Treatment of diabetic patients; observations on the use of Carbutamide and tolbutamide

Calif Med 1956 Nov;85(5):285-8.PMID:13364673doi

Of a group of 32 patients with diabetes, 26 had a favorable modification of the disease in response to administration of butyl-sulfonyl-urea. All but one of the patients who had good response were past the age of 38. All diabetic patients included in this group were those with little or no tendency to ketosis after cessation of insulin administration. No toxic manifestations were noted except for a slight decrease in leukocytes in one case.

Effects of various hypoglycaemic sulphonylureas on the cardiotoxicity of glycosides

Eur J Clin Pharmacol 1985;28(4):367-70.PMID:3928386DOI:10.1007/BF00544351.

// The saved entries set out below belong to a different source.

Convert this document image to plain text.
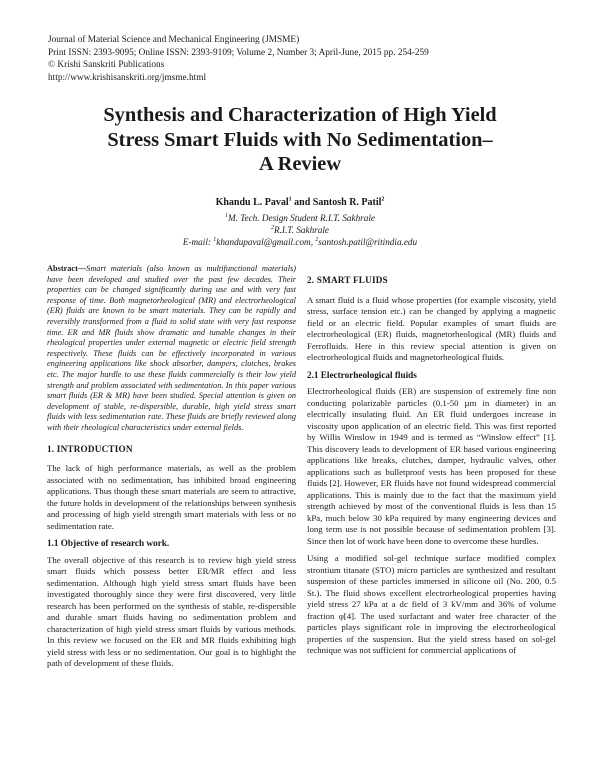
Journal of Material Science and Mechanical Engineering (JMSME)
Print ISSN: 2393-9095; Online ISSN: 2393-9109; Volume 2, Number 3; April-June, 2015 pp. 254-259
© Krishi Sanskriti Publications
http://www.krishisanskriti.org/jmsme.html
Synthesis and Characterization of High Yield
Stress Smart Fluids with No Sedimentation–
A Review
Khandu L. Paval$^1$ and Santosh R. Patil$^2$
$^1$M. Tech. Design Student R.I.T. Sakhrale
$^2$R.I.T. Sakhrale
E-mail: $^1$khandupaval@gmail.com, $^2$santosh.patil@ritindia.edu

Abstract—Smart materials (also known as multifunctional materials) have been developed and studied over the past few decades. Their properties can be changed significantly during use and with very fast response of time. Both magnetorheological (MR) and electrorheological (ER) fluids are known to be smart materials. They can be rapidly and reversibly transformed from a fluid to solid state with very fast response time. ER and MR fluids show dramatic and tunable changes in their rheological properties under external magnetic or electric field strength respectively. These fluids can be effectively incorporated in various engineering applications like shock absorber, dampers, clutches, brakes etc. The major hurdle to use these fluids commercially is their low yield strength and problem associated with sedimentation. In this paper various smart fluids (ER & MR) have been studied. Special attention is given on development of stable, re-dispersible, durable, high yield stress smart fluids with less sedimentation rate. These fluids are briefly reviewed along with their rheological characteristics under external fields.

1. INTRODUCTION

The lack of high performance materials, as well as the problem associated with no sedimentation, has inhibited broad engineering applications. Thus though these smart materials are seem to attractive, the future holds in development of the relationships between synthesis and processing of high yield strength smart materials with less or no sedimentation rate.

1.1 Objective of research work.

The overall objective of this research is to review high yield stress smart fluids which possess better ER/MR effect and less sedimentation. Although high yield stress smart fluids have been investigated thoroughly since they were first discovered, very little research has been performed on the synthesis of stable, re-dispersible and durable smart fluids having no sedimentation problem and characterization of high yield stress smart fluids by various methods. In this review we focused on the ER and MR fluids exhibiting high yield stress with less or no sedimentation. Our goal is to highlight the path of development of these fluids.

2. SMART FLUIDS

A smart fluid is a fluid whose properties (for example viscosity, yield stress, surface tension etc.) can be changed by applying a magnetic field or an electric field. Popular examples of smart fluids are electrorheological (ER) fluids, magnetorheological (MR) fluids and Ferrofluids. Here in this review special attention is given on electrorheological fluids and magnetorheological fluids.

2.1 Electrorheological fluids

Electrorheological fluids (ER) are suspension of extremely fine non conducting polarizable particles (0.1-50 µm in diameter) in an electrically insulating fluid. An ER fluid undergoes increase in viscosity upon application of an electric field. This was first reported by Willis Winslow in 1949 and is termed as “Winslow effect” [1]. This discovery leads to development of ER based various engineering applications like breaks, clutches, damper, hydraulic valves, other applications such as bulletproof vests has been proposed for these fluids [2]. However, ER fluids have not found widespread commercial applications. This is mainly due to the fact that the maximum yield strength achieved by most of the conventional fluids is less than 15 kPa, much below 30 kPa required by many engineering devices and long term use is not possible because of sedimentation problem [3]. Since then lot of work have been done to overcome these hurdles.

Using a modified sol-gel technique surface modified complex strontium titanate (STO) micro particles are synthesized and resultant suspension of these particles immersed in silicone oil (No. 200, 0.5 St.). The fluid shows excellent electrorheological properties having yield stress 27 kPa at a dc field of 3 kV/mm and 36% of volume fraction φ[4]. The used surfactant and water free character of the particles plays significant role in improving the electrorheological properties of the suspension. But the yield stress based on sol-gel technique was not sufficient for commercial applications of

In diabetic patients it has been shown that tolbutamide and Carbutamide enhanced and glibenclamide did not influence the incidence of digitalis intoxication, or that of multifocal ectopic beats or coupling due to premature ectopic ventricular beats during digitalis therapy. In rabbits glibenclamide decreased and tolbutamide and Carbutamide increased strophanthidin toxicity in a dose dependent manner. It was concluded that glibenclamide should be preferred to tolbutamide or Carbutamide in digitalis-treated diabetics, when satisfactorily metabolic control is not achieved with a dietary regime alone.